Social Security benefits are tied to the consumer price index. When inflation pushes the consumer price index up, Social Security benefits are automatically increased the next year to adjust for the cost-of-living increase. This year, with the economic problems, the consumer price index has actually gone down, so in effect all of us who are seniors are already getting an increase in our Social Security benefits, even thought the dollar amount of our Social Security benefits will not go up January 1 (but they won’t go down either).
Nonetheless, President Obama has proposed giving all of us another $250 Social Security bonus next year, at a cost of between $13 and $14 billion more added to the skyrocketing Federal deficit, now at about $1.4 trilllion, or about three times larger than the already frightening debt that President Bush’s administration left us with last year.

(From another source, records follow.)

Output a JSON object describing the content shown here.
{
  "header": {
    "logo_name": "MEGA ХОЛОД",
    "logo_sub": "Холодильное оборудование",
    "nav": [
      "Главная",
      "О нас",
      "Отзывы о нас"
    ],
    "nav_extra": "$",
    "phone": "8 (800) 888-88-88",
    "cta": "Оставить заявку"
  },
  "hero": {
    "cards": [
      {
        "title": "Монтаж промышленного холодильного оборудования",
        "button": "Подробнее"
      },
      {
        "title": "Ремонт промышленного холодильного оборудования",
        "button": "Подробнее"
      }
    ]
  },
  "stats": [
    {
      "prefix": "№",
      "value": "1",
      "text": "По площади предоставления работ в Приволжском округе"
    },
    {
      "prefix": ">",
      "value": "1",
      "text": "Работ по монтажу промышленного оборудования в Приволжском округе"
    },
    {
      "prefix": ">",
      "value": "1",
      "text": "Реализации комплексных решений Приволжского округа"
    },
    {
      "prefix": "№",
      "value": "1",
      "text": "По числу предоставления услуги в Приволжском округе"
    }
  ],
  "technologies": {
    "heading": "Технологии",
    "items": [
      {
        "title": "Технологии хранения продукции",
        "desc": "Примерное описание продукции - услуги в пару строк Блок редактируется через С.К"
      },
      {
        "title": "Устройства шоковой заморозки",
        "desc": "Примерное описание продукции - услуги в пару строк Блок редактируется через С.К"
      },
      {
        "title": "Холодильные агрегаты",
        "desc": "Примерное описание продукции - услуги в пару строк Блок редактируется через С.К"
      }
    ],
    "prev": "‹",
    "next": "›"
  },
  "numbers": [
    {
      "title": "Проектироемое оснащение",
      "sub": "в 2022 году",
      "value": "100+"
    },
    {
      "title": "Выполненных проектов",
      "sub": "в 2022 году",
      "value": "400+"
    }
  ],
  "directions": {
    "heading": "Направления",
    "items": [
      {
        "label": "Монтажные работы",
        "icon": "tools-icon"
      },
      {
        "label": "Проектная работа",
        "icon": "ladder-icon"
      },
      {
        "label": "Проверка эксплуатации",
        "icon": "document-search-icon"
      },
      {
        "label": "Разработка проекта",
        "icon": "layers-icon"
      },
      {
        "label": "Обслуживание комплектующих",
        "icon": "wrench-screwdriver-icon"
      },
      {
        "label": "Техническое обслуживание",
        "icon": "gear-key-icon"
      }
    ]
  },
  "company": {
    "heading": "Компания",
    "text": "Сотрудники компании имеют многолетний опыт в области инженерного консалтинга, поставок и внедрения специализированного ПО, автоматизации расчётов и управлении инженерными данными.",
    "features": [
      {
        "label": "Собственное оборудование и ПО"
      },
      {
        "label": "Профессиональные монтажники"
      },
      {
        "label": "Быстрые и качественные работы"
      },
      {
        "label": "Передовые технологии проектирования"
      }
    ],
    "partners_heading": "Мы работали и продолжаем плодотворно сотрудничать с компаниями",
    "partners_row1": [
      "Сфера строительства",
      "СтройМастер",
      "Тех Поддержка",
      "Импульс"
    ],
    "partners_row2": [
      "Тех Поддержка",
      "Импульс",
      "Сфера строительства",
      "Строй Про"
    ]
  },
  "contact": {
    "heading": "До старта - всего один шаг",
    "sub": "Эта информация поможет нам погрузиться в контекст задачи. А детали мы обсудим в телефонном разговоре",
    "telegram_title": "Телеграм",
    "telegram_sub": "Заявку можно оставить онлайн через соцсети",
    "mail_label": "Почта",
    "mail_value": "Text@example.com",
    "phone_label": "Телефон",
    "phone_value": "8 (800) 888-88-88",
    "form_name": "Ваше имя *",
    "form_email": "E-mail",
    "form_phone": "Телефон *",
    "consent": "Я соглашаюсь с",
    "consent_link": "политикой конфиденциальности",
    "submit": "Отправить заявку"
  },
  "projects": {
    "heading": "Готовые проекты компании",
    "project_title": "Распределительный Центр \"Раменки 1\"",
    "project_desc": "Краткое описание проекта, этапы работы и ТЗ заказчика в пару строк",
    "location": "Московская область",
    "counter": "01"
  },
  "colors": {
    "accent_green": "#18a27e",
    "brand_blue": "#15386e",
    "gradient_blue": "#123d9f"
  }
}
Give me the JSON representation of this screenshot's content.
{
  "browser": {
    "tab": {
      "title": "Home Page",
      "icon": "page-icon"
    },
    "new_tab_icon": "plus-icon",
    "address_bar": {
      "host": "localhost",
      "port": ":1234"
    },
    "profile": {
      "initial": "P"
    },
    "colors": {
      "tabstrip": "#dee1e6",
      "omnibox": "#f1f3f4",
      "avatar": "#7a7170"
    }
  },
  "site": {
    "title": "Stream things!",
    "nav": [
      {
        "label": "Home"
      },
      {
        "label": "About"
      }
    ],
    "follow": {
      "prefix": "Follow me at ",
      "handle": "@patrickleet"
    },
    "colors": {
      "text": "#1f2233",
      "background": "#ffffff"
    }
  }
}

Nice as the extra money would be, it makes no economic sense. We seniors do not lose buying power by not getting a Social Security raise next year, since the cost-of-living has actually declined slightly. It is, frankly, nothing more than a political sop to try to keep all of us seniors happy while Congress tries to ram through a health care package of dubious value and enormous cost.
So one again this administration is printing money like mad (which is in effect what happens when the government goes into debt) with no plans whatever to control costs or figure out how to pay back what we already own. I wasn’t happy with the Bush administration’s profligate spending, but President Obama’s administration, and especially this Democratically-controlled Congress, have in less than a year made Bush’s fiscal transgressions seem small-time.

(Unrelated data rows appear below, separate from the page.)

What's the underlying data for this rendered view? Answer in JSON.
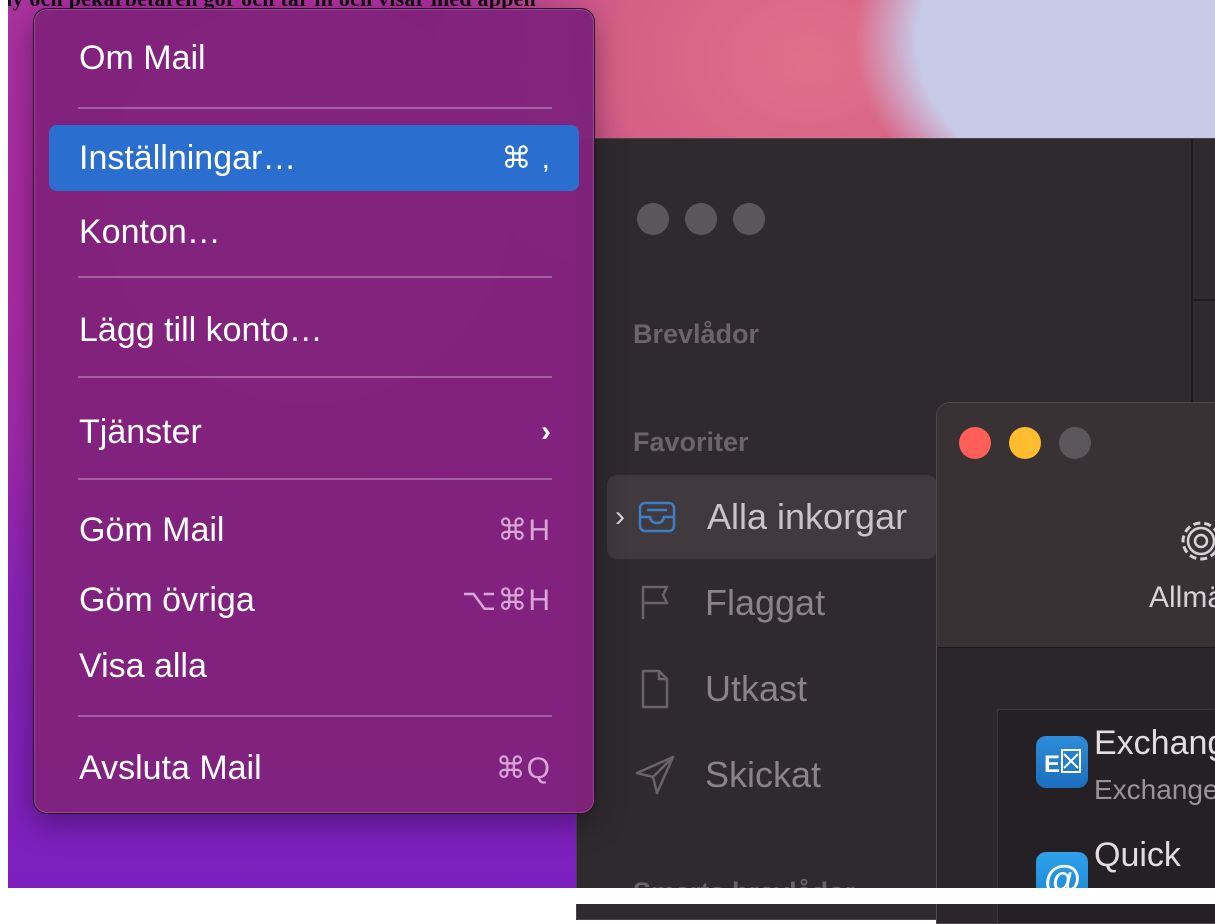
{
  "top_text": "ny och pekarbetaren gör och tar in och visar med appen",
  "menu": {
    "items": [
      {
        "label": "Om Mail",
        "shortcut": ""
      },
      {
        "label": "Inställningar…",
        "shortcut": "⌘ ,"
      },
      {
        "label": "Konton…",
        "shortcut": ""
      },
      {
        "label": "Lägg till konto…",
        "shortcut": ""
      },
      {
        "label": "Tjänster",
        "shortcut": "",
        "submenu": true
      },
      {
        "label": "Göm Mail",
        "shortcut": "⌘H"
      },
      {
        "label": "Göm övriga",
        "shortcut": "⌥⌘H"
      },
      {
        "label": "Visa alla",
        "shortcut": ""
      },
      {
        "label": "Avsluta Mail",
        "shortcut": "⌘Q"
      }
    ],
    "submenu_arrow": "›",
    "highlight_color": "#2a6fd0"
  },
  "sidebar": {
    "headings": {
      "mailboxes": "Brevlådor",
      "favorites": "Favoriter",
      "smart": "Smarta brevlådor"
    },
    "items": [
      {
        "label": "Alla inkorgar",
        "icon": "inbox-tray-icon",
        "selected": true
      },
      {
        "label": "Flaggat",
        "icon": "flag-icon"
      },
      {
        "label": "Utkast",
        "icon": "document-icon"
      },
      {
        "label": "Skickat",
        "icon": "paper-plane-icon"
      }
    ]
  },
  "settings": {
    "tab_general": "Allmänt",
    "accounts": [
      {
        "name": "Exchange",
        "type": "Exchange",
        "icon": "exchange-icon"
      },
      {
        "name": "Quick",
        "icon": "at-sign-icon"
      }
    ]
  }
}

I had hoped that the old Republican charge that Democrats were the party of fiscal irresponsibility and of “tax and spend” politics was no longer true. Apparently that charge is still valid.
This fiscal irresponsibility is now becoming a serious problem. It may, in fact, be the nation’s most serious national security issue at the moment, far greater even than the terrorist threats. As I have pointed out before, fiscal mismanagement and assumption of crushing debt preceded, and instigated, the downfall of a number of recent empires, including the British, French and Dutch empires.